I see g commonly referred to as acceleration due to gravity. So at the equator, where your downward acceleration is GM/r^2 minus centrifugal force from Earth's rotation, does g simply represent the gravity part of it, or the whole thing. If it's the whole thing, is it correct to say that g is not the acceleration due to gravity, but rather it is the net downward force an object experiences at the surface of Earth?

grant hutchison

2006-Mar-02, 10:52 PM

Again from Allen's: "Gravity includes the gravitational attraction of the Earth's mass and the centrifugal acceleration of the Earth's rotation." So figures for Earth's surface gravity, usually symbolized g, include the centrifugal component.

Grant Hutchison

Grant Hutchison

Ken G

2006-Mar-03, 11:28 AM

And note the centrifugal term at the equator scales with the square of the rotation speed. The speed needed to be in orbit is 8 km/s, so these two facts imply that the relative size of the centrifugal effect is the rotation speed, 0.5 km/s, divided by the orbital speed, 8 km/s, all squared. That's (0.5/8)^2 = 0.004 out of the full g. So we should be looking for a 0.04 m/s^2 shift in g at the equator due to the centrifugal effect. Grant's number is more like 0.05 m/s^2, so where does the last 0.01 m/s^2 come from? That must be the contribution due to the oblateness of the Earth.

tony873004

2006-Mar-03, 06:28 PM

And note the centrifugal term at the equator scales with the square of the rotation speed. The speed needed to be in orbit is 8 km/s, so these two facts imply that the relative size of the centrifugal effect is the rotation speed, 0.5 km/s, divided by the orbital speed, 8 km/s, all squared. That's (0.5/8)^2 = 0.004 out of the full g. So we should be looking for a 0.04 m/s^2 shift in g at the equator due to the centrifugal effect. Grant's number is more like 0.05 m/s^2, so where does the last 0.01 m/s^2 come from?
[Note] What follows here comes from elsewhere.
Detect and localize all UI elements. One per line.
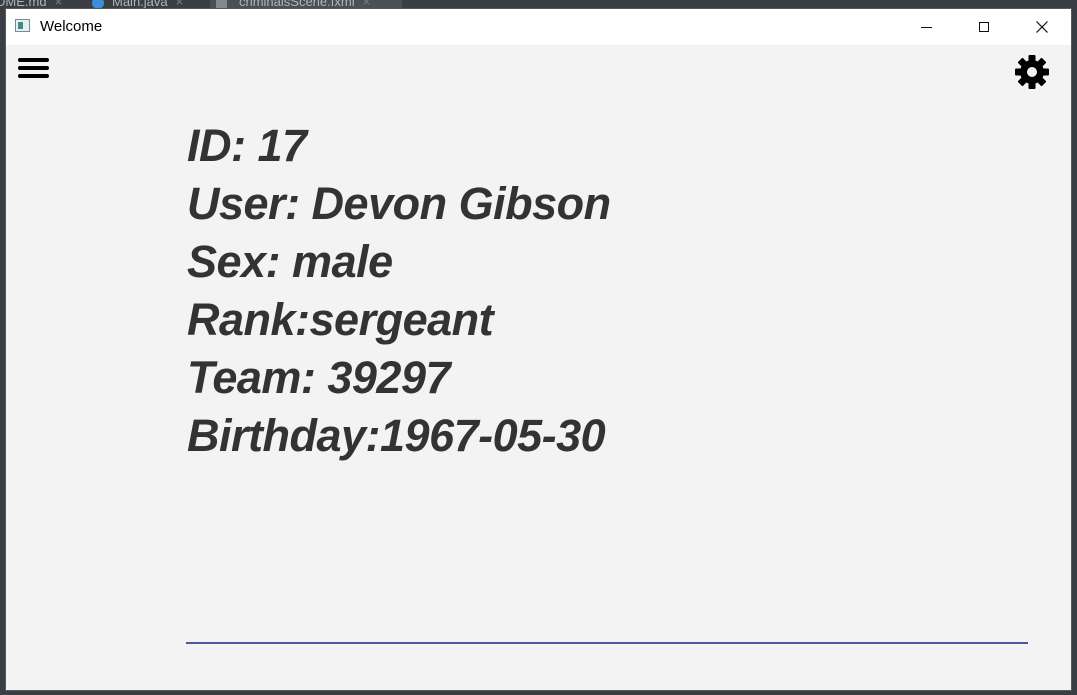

That must be the contribution due to the oblateness of the Earth.

If you use the more accurate numbers of (4.638 / 7.901)^2 you get 0.003

I'm not sure where you got 0.005 from Grant's post, but I imagine you did:

1-(9.78031 / 9.83217) =0.005

Which is comparing the pole to the equator.
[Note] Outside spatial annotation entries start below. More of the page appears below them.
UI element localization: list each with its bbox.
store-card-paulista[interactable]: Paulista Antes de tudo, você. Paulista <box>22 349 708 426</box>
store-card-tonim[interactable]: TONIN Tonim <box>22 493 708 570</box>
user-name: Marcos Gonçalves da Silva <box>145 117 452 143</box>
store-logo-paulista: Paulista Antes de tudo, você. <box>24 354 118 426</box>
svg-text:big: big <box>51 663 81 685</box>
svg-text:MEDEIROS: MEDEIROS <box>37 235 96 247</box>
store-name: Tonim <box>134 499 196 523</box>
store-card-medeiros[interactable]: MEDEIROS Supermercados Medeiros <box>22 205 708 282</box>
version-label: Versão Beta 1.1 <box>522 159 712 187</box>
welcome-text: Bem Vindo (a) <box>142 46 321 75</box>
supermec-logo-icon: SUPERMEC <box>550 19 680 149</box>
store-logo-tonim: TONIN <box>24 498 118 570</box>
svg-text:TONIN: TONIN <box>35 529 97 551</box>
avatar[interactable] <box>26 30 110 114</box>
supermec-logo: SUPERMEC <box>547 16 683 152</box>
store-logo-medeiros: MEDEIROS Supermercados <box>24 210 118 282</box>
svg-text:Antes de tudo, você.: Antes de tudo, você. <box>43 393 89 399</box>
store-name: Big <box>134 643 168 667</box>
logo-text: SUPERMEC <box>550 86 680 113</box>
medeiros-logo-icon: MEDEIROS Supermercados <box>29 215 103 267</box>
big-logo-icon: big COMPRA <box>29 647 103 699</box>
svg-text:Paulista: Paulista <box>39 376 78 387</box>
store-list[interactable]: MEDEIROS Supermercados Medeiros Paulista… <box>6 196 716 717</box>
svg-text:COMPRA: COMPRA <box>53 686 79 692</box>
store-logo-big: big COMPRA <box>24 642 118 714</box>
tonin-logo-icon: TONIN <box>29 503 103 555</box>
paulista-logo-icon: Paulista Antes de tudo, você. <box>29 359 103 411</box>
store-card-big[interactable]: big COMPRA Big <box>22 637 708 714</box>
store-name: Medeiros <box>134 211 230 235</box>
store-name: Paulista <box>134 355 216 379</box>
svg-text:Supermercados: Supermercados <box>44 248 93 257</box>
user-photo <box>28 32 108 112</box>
Comparing the "exact definition" to the equator value of g gives you

1-(9.78031 / 9.80665) = 0.003

which is your answer with more accurate inputs.
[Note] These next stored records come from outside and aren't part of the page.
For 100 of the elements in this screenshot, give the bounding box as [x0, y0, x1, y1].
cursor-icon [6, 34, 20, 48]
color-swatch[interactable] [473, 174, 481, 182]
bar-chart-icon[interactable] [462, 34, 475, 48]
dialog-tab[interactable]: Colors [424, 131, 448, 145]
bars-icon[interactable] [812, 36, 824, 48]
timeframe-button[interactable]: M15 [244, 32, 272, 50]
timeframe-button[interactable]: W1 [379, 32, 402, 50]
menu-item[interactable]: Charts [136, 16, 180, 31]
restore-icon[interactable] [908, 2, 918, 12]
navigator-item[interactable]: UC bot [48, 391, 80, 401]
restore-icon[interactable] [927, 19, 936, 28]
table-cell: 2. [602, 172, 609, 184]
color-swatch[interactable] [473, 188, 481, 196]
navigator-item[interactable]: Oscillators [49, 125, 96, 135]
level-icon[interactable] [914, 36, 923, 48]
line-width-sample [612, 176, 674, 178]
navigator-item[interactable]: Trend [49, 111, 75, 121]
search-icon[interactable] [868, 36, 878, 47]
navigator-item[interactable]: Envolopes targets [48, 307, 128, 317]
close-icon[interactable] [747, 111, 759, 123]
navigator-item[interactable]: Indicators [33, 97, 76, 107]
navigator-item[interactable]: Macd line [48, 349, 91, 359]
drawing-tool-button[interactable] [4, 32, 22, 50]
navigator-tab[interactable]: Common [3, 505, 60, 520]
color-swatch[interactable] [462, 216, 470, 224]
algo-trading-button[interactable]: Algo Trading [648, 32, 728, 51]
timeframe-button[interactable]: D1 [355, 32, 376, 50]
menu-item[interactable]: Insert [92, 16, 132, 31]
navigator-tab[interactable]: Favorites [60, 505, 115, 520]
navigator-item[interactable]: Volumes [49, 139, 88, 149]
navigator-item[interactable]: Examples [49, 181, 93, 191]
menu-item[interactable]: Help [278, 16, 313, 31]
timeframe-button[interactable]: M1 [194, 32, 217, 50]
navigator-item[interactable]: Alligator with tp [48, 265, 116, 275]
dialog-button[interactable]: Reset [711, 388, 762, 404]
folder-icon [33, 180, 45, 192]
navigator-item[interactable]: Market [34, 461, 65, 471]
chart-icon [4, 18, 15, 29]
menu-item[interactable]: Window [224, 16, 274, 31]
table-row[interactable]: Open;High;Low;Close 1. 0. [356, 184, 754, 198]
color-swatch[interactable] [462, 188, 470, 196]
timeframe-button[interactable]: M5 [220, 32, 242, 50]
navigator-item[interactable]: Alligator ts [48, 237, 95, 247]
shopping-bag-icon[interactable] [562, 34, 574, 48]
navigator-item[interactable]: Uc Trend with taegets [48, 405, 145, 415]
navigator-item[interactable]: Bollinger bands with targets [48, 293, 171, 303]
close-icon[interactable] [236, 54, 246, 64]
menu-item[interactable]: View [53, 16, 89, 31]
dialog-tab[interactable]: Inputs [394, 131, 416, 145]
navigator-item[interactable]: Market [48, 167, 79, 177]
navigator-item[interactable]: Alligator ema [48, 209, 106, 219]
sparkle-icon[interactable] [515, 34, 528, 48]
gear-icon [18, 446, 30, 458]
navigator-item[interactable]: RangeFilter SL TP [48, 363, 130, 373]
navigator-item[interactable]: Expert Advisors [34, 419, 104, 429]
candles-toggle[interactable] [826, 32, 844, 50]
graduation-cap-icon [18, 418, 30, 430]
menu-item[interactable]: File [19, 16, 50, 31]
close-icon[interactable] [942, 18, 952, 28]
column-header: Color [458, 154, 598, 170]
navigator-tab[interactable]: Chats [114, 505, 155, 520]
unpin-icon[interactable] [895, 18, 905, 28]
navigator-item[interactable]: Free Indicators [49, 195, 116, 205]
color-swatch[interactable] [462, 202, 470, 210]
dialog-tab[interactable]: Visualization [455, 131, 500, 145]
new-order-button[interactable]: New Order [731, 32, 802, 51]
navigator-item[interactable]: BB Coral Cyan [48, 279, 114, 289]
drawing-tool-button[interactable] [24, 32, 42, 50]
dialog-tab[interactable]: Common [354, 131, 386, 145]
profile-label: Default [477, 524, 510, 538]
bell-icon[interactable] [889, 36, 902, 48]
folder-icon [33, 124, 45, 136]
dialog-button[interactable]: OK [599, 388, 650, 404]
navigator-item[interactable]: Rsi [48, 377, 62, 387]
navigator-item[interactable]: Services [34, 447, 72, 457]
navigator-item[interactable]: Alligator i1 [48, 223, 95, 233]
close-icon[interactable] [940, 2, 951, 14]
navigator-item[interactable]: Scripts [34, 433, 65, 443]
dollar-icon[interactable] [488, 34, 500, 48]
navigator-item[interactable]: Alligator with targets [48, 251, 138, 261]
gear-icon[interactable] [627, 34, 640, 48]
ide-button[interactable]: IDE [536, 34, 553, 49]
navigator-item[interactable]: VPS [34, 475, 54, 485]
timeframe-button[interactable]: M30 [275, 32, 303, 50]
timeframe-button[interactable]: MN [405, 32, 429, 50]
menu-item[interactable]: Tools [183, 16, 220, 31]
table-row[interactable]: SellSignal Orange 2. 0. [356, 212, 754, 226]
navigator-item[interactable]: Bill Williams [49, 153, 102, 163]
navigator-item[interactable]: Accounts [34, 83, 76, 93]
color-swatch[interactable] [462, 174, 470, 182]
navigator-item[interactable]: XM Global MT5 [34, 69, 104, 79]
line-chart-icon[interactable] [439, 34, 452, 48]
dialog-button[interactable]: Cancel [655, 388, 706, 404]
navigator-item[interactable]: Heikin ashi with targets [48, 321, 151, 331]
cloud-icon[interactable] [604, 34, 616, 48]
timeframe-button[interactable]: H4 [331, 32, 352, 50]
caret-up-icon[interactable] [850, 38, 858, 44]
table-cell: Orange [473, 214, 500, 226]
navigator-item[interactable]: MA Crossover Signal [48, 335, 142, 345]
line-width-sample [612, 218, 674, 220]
If you use the more accurate numbers of (4.638 / 7.901)^2 you get 0.003

I'm not sure where you got 0.005 from Grant's post, but I imagine you did:

1-(9.78031 / 9.83217) =0.005

Which is comparing the pole to the equator.

Comparing the "exact definition" to the equator value of g gives you

1-(9.78031 / 9.80665) = 0.003

which is your answer with more accurate inputs.

alainprice

2006-Mar-03, 10:21 PM

9.83217 - 9.78031 = 0.05186

The difference in acceleration at the surface of the earth varies by 0.05 m/s^2 between the equator and the poles.

Ken also pointed out that the centrifugal contribution(at the equator) to acceleration is 0.4%, or 0.004. If you take g(9.8 m/s2) and multiply by 0.004, the answer is roughly 0.04 m/s2.

The difference in acceleration at the surface of the earth varies by 0.05 m/s^2 between the equator and the poles.

Ken also pointed out that the centrifugal contribution(at the equator) to acceleration is 0.4%, or 0.004. If you take g(9.8 m/s2) and multiply by 0.004, the answer is roughly 0.04 m/s2.

tony873004

2006-Mar-04, 05:15 AM

Thanks. I read an extra 0 into it. That's why I couldn't see where Ken got that number.

Ken G

2006-Mar-04, 09:06 AM

This is interesting, if the 0.03 m/s^2 for the centrifugal acceleration at the equator is indeed more accurate, and I have no reason to doubt tony873004's numbers, then Grant's 0.05m/s^2 difference tells us the oblateness effect is 0.02 m/s^2 not 0.01 m/s^2. That would make it almost the same as the centrifugal effect. If so, this says that we launch rockets from Florida not just because of the rotation energy we pick up, but almost just as much from the "lift" out of the Earth's gravitational potential that we gain from the Earth's oblateness! That surprises me, but there are the numbers.